“Bir alışveriş yaptığınızda, bakkaldan bir ekmek alıp parayı verdiğinizde aslında çok daha fazlasını veriyorsunuz. Bir değişim aracı olan parayı elde etmek için insanlığımızı yitiriyoruz. İnsanlar arası duygu alışverişi çok azaldı. Yaşadığımız düzen bir tür kölelik yaratıyor. Biz yeni bir dünya yaratmaya çalışıyoruz.” Böyle söylüyor Zumbara’nın kurucularından Meltem Şendağ.
İrlanda’da Google’da çalışırken zaman kumbarası kurma fikri hiç aklından çıkmamış. Bu düzenin insanlık değerlerinden pek çok şeyi götürdüğüne inanmış. İspanya’da bir inovasyon şirketinde çalışan arkadaşı Ayşegül Güzel ile birlikte işlerinden istifa edip Zumbara’yı kurmuşlar.

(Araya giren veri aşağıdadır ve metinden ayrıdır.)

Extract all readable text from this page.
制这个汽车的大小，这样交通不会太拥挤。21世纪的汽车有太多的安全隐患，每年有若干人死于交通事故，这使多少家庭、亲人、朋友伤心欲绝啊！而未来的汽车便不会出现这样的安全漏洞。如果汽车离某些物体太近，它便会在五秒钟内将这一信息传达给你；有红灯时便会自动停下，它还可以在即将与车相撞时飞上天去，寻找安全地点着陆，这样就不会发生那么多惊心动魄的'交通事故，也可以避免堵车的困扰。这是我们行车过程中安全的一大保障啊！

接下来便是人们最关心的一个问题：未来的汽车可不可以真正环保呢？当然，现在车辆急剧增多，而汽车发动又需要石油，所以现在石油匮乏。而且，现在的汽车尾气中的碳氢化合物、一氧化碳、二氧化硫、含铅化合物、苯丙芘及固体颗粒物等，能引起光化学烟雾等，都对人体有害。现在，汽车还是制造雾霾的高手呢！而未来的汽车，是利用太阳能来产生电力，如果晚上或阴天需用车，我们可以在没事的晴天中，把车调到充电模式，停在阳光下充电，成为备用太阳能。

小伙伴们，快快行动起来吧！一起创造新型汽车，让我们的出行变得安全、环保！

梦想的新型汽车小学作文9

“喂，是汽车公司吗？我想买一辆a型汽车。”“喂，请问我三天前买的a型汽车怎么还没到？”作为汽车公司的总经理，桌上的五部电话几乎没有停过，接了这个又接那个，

Ayşegül bunu İspanya’da bir süre denemiş. Teknolojinin çok kullanılmadığı bir ortamda emekli insanların birbirleri ile yardımlaşmaları ve netice alması kendisini cesaretlendirmiş. Daha sonra her ikisi de Türkiye’ye dönerek 2010 yılında Zumbara’nın ilk versiyonunu çıkarmışlar.
Büyük buhran döneminde Los Angeles’lı çiftçiler yemek karşılığında emeklerini sunarak fikrin ilk temellerini oluşturmuşlar. Dünyadaki ilk zaman bankası 1973 yılında Japonya’da Teruko Mizushima tarafından başlatılmış. Ama fikri popüler kılan kişi Amerika Zaman Bankaları CEO su Edgar Cahn olmuş.
Edgar Cahn Robert Kennedy’nin konuşmalarını yazan bir avukat. Geçirdiği bir kalp krizi sonucu insanların birbirine ne kadar bağımlı olduğunu anladı. Zor zamanlarda tanımadığınız birisine bile çok kolay ihtiyaç duyarsınız. Bunu gören Cahn, 1980’lerin sonunda toplulukların kendi kendilerine fayda sağlaması amacıyla “Zaman Dolarları” diye bir kavram geliştirdi.
Zumbarayı kuranlarda bu fikirden esinlenmişler. Zaman Bankası tamamen bakış açısı ile alakalı. Kar amacı gütmeyen gerçek bir paylaşım ekonomisi. Bize iktisat derslerinde kaynakların kıt olduğu öğretilir. Bu argüman yaşadığımız düzen için geçerlidir. Ama en önemli kaynak olan zaman sınırsızdır. Üretilen bir şey değildir. Zumbara, zamanın bolluğu üzerine kurulu bir projedir.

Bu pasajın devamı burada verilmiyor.